Alternatively, a metal mask having a width of about several millimeters is covered on the back glass to form the metal electrode 6 directly by vacuum deposition. The opposite side of the back glass substrate 5 on which the metal electrode 6 is formed is dug a groove having a depth of about 2 mm and a distance of about 4 mm between the groove and the groove in parallel with the metal electrode 6 by sandblasting. The glass partition 13 which is 4 mm high and 2 mm high. Red, green, and blue phosphors 9A, 9B, and 9C are formed along the cut grooves by thick film printing or spraying, and then fired to produce a lower plate. The upper and lower plates were fabricated by thick film printing of the encapsulant 10 having frit glass as a main component, and the transparent electrodes 2 and the metal electrodes 6 were stacked at right angles to each other and melt-bonded in an electric furnace. The discharge cells 11 of the bonded electronic plates are exhausted, and a mixed gas of helium (He), neon (Ne), and xenon (Xe) is injected by several tens to hundreds of torr, and between the transparent electrode 2 and the metal electrode 6, When an AC voltage of about 300 V is applied, ultraviolet rays are generated from the injected mixed gas, and red, green, and blue phosphors (9A, 9B, and 9C) are excited by the ultraviolet rays, and red, green, and blue visible light (12A, 12B, and 12C) are excited. ) Images and information can be displayed by selectively driving the pixel portion necessary for displaying images and characters.

The PDP board manufactured by the above method cuts the rear glass substrate 5 to replace the oxide barrier 8 of the conventional PDP device, and the metal electrode cuts the rear glass substrate 5 to the oxide partition wall of the existing PDP device. Instead of (8), since the metal electrode is located under the rear glass substrate 5, it replaces the white dielectric 7 of the existing PDP device, which is easy to manufacture and the manufacturing cost is reduced.

In addition, the driving voltage is much reduced due to the thin dielectric and the large discharge cells. In addition, since only the phosphors 9A, 9B, and 9C are contained in the discharge cell 8, the white dielectric 7 is not present, and the metal electrode 6 is outside the device, the emission of impurity gas during gas discharge is significantly reduced. The lifetime of the device is greatly improved.

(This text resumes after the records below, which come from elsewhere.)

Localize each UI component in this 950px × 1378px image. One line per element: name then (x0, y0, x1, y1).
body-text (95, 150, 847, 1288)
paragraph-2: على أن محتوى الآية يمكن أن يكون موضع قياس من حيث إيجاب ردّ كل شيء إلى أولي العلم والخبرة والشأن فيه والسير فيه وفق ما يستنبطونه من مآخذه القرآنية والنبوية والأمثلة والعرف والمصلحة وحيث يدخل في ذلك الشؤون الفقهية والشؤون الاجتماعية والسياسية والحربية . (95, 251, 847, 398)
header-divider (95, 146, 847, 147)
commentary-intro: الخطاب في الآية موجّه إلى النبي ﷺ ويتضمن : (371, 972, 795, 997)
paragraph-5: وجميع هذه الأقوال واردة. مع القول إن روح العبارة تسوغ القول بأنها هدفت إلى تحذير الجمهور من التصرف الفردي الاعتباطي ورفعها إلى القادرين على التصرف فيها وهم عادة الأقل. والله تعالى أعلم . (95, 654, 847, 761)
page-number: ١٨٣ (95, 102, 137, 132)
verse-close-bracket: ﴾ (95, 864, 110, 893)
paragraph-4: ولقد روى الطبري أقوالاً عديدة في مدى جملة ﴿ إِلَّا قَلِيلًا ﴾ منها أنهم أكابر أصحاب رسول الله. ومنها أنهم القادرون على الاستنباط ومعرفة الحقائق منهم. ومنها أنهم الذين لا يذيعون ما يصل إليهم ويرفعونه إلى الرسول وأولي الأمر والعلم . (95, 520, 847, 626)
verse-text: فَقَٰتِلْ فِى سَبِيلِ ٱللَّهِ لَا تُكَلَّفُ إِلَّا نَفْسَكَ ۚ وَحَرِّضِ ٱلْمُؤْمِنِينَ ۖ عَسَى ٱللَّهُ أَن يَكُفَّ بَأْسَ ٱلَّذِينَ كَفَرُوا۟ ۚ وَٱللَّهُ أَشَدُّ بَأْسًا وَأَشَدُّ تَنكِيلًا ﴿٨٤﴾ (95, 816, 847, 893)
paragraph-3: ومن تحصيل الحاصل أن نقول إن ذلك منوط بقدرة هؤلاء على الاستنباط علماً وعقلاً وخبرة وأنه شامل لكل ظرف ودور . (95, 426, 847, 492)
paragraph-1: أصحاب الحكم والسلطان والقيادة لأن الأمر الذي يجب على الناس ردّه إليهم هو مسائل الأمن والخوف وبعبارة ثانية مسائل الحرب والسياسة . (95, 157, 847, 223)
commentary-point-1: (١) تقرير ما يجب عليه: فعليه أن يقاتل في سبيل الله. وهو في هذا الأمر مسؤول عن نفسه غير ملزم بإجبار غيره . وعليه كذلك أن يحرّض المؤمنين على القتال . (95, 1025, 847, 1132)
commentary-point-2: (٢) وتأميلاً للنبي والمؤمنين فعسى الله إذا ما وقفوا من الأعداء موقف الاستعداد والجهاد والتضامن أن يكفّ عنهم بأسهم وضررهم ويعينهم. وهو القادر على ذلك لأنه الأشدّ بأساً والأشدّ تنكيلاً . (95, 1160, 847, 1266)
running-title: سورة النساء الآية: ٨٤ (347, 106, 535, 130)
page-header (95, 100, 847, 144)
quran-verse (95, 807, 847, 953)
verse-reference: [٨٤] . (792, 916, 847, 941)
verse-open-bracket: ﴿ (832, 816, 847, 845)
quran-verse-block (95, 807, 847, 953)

The main body of the present invention is to cut the back glass substrate 5 as shown in Figure 3 to secure the discharge space while replacing the partition of the existing device, as shown in Figure 4 to expose the metal electrode to the outside of the discharge cell (8) By using a white dielectric layer, the manufacturing method is simple, and the manufacturing cost is reduced, and the lifetime and driving voltage of the device are improved while the material in the discharge cell 8 is kept as small as possible, thereby reducing the emission of impurity gas. To extend.

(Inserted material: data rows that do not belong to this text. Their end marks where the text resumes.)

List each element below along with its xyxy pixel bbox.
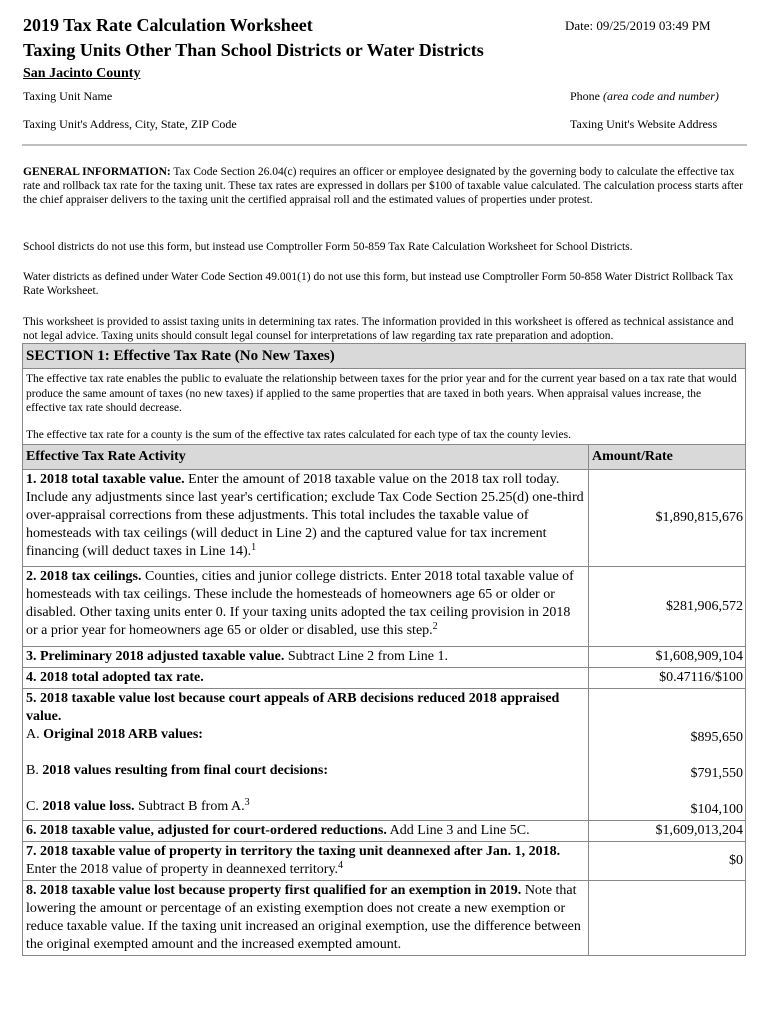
line7-text: Enter the 2018 value of property in deannexed territory. [26,862,339,877]
county-name: San Jacinto County [23,66,141,81]
line3-title: 3. Preliminary 2018 adjusted taxable value. [26,649,285,664]
table-row [23,668,746,689]
line8-title: 8. 2018 taxable value lost because property first qualified for an exemption in 2019. [26,883,522,898]
line3-amount: $1,608,909,104 [589,647,746,668]
line1-amount: $1,890,815,676 [589,470,746,567]
footnote-ref: 1 [251,542,257,553]
line5a-label [26,726,585,744]
line5c-title: 2018 value loss. [42,799,135,814]
line5c-label [26,798,585,816]
line4-label [23,668,589,689]
school-districts-note: School districts do not use this form, but instead use Comptroller Form 50-859 Tax Rate Calculation Worksheet for School Districts. [23,241,633,253]
section1-intro-p1: The effective tax rate enables the public to evaluate the relationship between taxes for the prior year and for the current year based on a tax rate that would produce the same amount of taxes (no new taxes) if applied to the same properties that are taxed in both years. When appraisal values increase, the effective tax rate should decrease. [26,373,737,414]
line2-text: Counties, cities and junior college districts. Enter 2018 total taxable value of homesteads with tax ceilings. These include the homesteads of homeowners age 65 or older or disabled. Other taxing units enter 0. If your taxing units adopted the tax ceiling provision in 2018 or a prior year for homeowners age 65 or older or disabled, use this step. [26,569,574,638]
line3-text: Subtract Line 2 from Line 1. [284,649,449,664]
line1-text: Enter the amount of 2018 taxable value on the 2018 tax roll today. Include any adjustments since last year's certification; exclude Tax Code Section 25.25(d) one-third over-appraisal corrections from these adjustments. This total includes the taxable value of homesteads with tax ceilings (will deduct in Line 2) and the captured value for tax increment financing (will deduct taxes in Line 14). [26,472,584,559]
line5b-label [26,762,585,780]
general-information [23,165,745,207]
line5c-amount: $104,100 [690,802,743,817]
footnote-ref: 3 [244,797,250,808]
phone-label [570,89,719,104]
table-row [23,689,746,821]
line1-title: 1. 2018 total taxable value. [26,472,185,487]
section1-table [22,343,746,956]
line7-amount: $0 [589,842,746,881]
table-row [23,647,746,668]
line5-title: 5. 2018 taxable value lost because court appeals of ARB decisions reduced 2018 appraised value. [26,691,560,724]
line8-label [23,881,589,956]
taxing-unit-name-label: Taxing Unit Name [23,89,113,103]
phone-hint: (area code and number) [603,89,719,103]
line5c-prefix: C. [26,799,43,814]
line2-title: 2. 2018 tax ceilings. [26,569,142,584]
line2-label [23,567,589,647]
table-row [23,821,746,842]
header-divider [22,144,747,146]
line5a-title: Original 2018 ARB values: [43,727,203,742]
table-row [23,881,746,956]
worksheet-subtitle: Taxing Units Other Than School Districts or Water Districts [23,40,484,60]
line8-text: Note that lowering the amount or percentage of an existing exemption does not create a new exemption or reduce taxable value. If the taxing unit increased an original exemption, use the difference between the original exempted amount and the increased exempted amount. [26,883,581,952]
table-row [23,567,746,647]
line5c-text: Subtract B from A. [134,799,245,814]
line5b-prefix: B. [26,763,43,778]
section1-intro-p2: The effective tax rate for a county is the sum of the effective tax rates calculated for each type of tax the county levies. [26,428,571,441]
line7-title: 7. 2018 taxable value of property in territory the taxing unit deannexed after Jan. 1, 2018. [26,844,561,859]
footnote-ref: 4 [338,860,344,871]
table-row [23,842,746,881]
line4-title: 4. 2018 total adopted tax rate. [26,670,204,685]
website-label: Taxing Unit's Website Address [570,117,718,131]
address-label: Taxing Unit's Address, City, State, ZIP Code [23,117,237,131]
line5b-title: 2018 values resulting from final court decisions: [42,763,329,778]
footnote-ref: 2 [432,621,438,632]
water-districts-note: Water districts as defined under Water Code Section 49.001(1) do not use this form, but instead use Comptroller Form 50-858 Water District Rollback Tax Rate Worksheet. [23,271,734,297]
col-activity-header: Effective Tax Rate Activity [23,445,589,470]
col-amount-header: Amount/Rate [589,445,746,470]
phone-label-text: Phone [570,89,600,103]
worksheet-title: 2019 Tax Rate Calculation Worksheet [23,15,313,35]
section1-title: SECTION 1: Effective Tax Rate (No New Taxes) [23,344,746,369]
worksheet-note: This worksheet is provided to assist taxing units in determining tax rates. The information provided in this worksheet is offered as technical assistance and not legal advice. Taxing units should consult legal counsel for interpretations of law regarding tax rate preparation and adoption. [23,316,734,342]
line1-label [23,470,589,567]
line6-label [23,821,589,842]
line2-amount: $281,906,572 [589,567,746,647]
general-information-text: Tax Code Section 26.04(c) requires an officer or employee designated by the governing body to calculate the effective tax rate and rollback tax rate for the taxing unit. These tax rates are expressed in dollars per $100 of taxable value calculated. The calculation process starts after the chief appraiser delivers to the taxing unit the certified appraisal roll and the estimated values of properties under protest. [23,166,743,206]
line6-text: Add Line 3 and Line 5C. [386,823,530,838]
line5a-amount: $895,650 [690,730,743,745]
date-stamp: Date: 09/25/2019 03:49 PM [565,18,711,33]
line7-label [23,842,589,881]
line6-title: 6. 2018 taxable value, adjusted for court-ordered reductions. [26,823,387,838]
line5b-amount: $791,550 [690,766,743,781]
line5a-prefix: A. [26,727,44,742]
line6-amount: $1,609,013,204 [589,821,746,842]
line4-amount: $0.47116/$100 [589,668,746,689]
line3-label [23,647,589,668]
line5-label [23,689,589,821]
general-information-label: GENERAL INFORMATION: [23,166,171,178]
line8-amount [589,881,746,956]
section1-intro [23,369,746,445]
table-row [23,470,746,567]
line5-amounts [589,689,746,821]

The manufacturing cost of the AC-driven plasma element for flat lamps fabricated using this method was reduced to less than 2 times, the driving voltage was reduced to less than 3 times, and the lifespan increased more than 5 times.

Claims (4)

The metal electrode is formed on the outside of the device, and the groove is formed by cutting the opposite side of the back glass substrate parallel to the metal electrode, and the glass partition is naturally formed by the formed groove, thereby replacing the partition and the white dielectric. AC drive plasma display device manufacturing method for an electronic panel. The display board according to claim 1, wherein the back glass substrate is cut to form a groove, and the driving voltage of the device is improved due to a large discharge cell obtained by naturally forming a glass partition by the formed groove. AC drive plasma display device manufacturing method. The method of claim 2, wherein the lifetime of the device is extended by forming only a phosphor in the discharge cell to reduce the emission of impurity gas. According to claim 1, wherein the AC-driven plasma display device is an outdoor advertising tower, train timetable, bank terminal and neon signs are used for public and advertising signs in the form of towers on the inside or outside of the building or the roof of the building. Driven plasma display device.